# Calculating frequency shift of short bursts

I am attempting to figure out the best method of determining the frequency shift of small burst signals. I have an incoming signal which is 1Mhz, and only in 0.0001s windows, seeing 10kHz shifts, which I am trying to measure using an FPGA and ADC. I have tried to run the signal through a BPF and FFT but the computing time is long enough that I am missing a bunch of signals and losing accuracy. Now I'm trying to take the raw signal and measure phase change, and/or frequency by count the crossings of a threshold value. I've tried looking at larger windows, but the bursts are small enough that they essentially get erased.

Are there high-speed methods for measuring signals like this? I'm afraid too much decimating is required for the FFT

Are there ways to measure phase/frequency that are a bit more flexible? My resolution is now 10kHz and only ~0.3% of samples have shift. Better resolution is erasing the shift since windows are longer.

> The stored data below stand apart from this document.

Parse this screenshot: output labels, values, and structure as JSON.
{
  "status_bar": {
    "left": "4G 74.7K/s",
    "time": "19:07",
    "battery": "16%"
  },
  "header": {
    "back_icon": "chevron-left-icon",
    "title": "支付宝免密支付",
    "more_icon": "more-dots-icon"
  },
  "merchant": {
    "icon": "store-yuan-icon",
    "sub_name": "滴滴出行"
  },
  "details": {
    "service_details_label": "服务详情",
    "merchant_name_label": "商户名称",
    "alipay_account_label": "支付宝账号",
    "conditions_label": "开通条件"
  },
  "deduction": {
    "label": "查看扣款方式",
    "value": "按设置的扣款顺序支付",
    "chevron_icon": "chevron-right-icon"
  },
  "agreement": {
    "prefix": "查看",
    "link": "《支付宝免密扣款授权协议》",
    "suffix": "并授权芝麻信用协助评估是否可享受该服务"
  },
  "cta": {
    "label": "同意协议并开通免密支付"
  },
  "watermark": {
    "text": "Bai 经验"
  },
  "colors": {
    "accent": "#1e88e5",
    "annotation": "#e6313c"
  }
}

• You appear to be looking for a 1% change in frequency within a 100 cycle burst. What is your sample rate? Sep 1 '17 at 20:21
• The best answer here will probably be signal specific... Are the bursts sinusoidal or something else? Also, are the bursts identical to each other save for the different modulating frequency? Is the spacing between bursts known?
– hops
Sep 1 '17 at 20:36
• why are you missing samples? At a 1MHz sampling rate, you get 100 samples in your window, so you'd have do let's say a 128-point FFT, and that should be no problem at all at these rates at a somewhat typical FPGA; you can actually do that in floating point on something as weak as a Raspberry Pi in with a throughput much larger than 1 MS/s (or, conversely 10kTransforms/s). So, this is probably "just" an implementation problem. Also, is this maybe a case of "I thought an FPGA would be the right tool,but it turns out that it might not be, because microcontrollers would be fast enough and easier"? Sep 2 '17 at 9:19
• Sampling rate is 6.4Mhz. You're correct that the change is very small and short. The bursts are sinusoidal, but are a bit noisy. They are not identical, and the spacing is non-uniform. This is why I believe window selection is so challenging. Missing samples are the result of decimation filters to allow the FPGA enough time to make the FFT calculation. FPGA is required for other purposes here, which is why I'm looking for methods to make it work with this application. Sep 2 '17 at 14:13

$$f [n] =\dfrac {F_s/2} {\pi}Arg (x [n] \cdot x^*[n-1])$$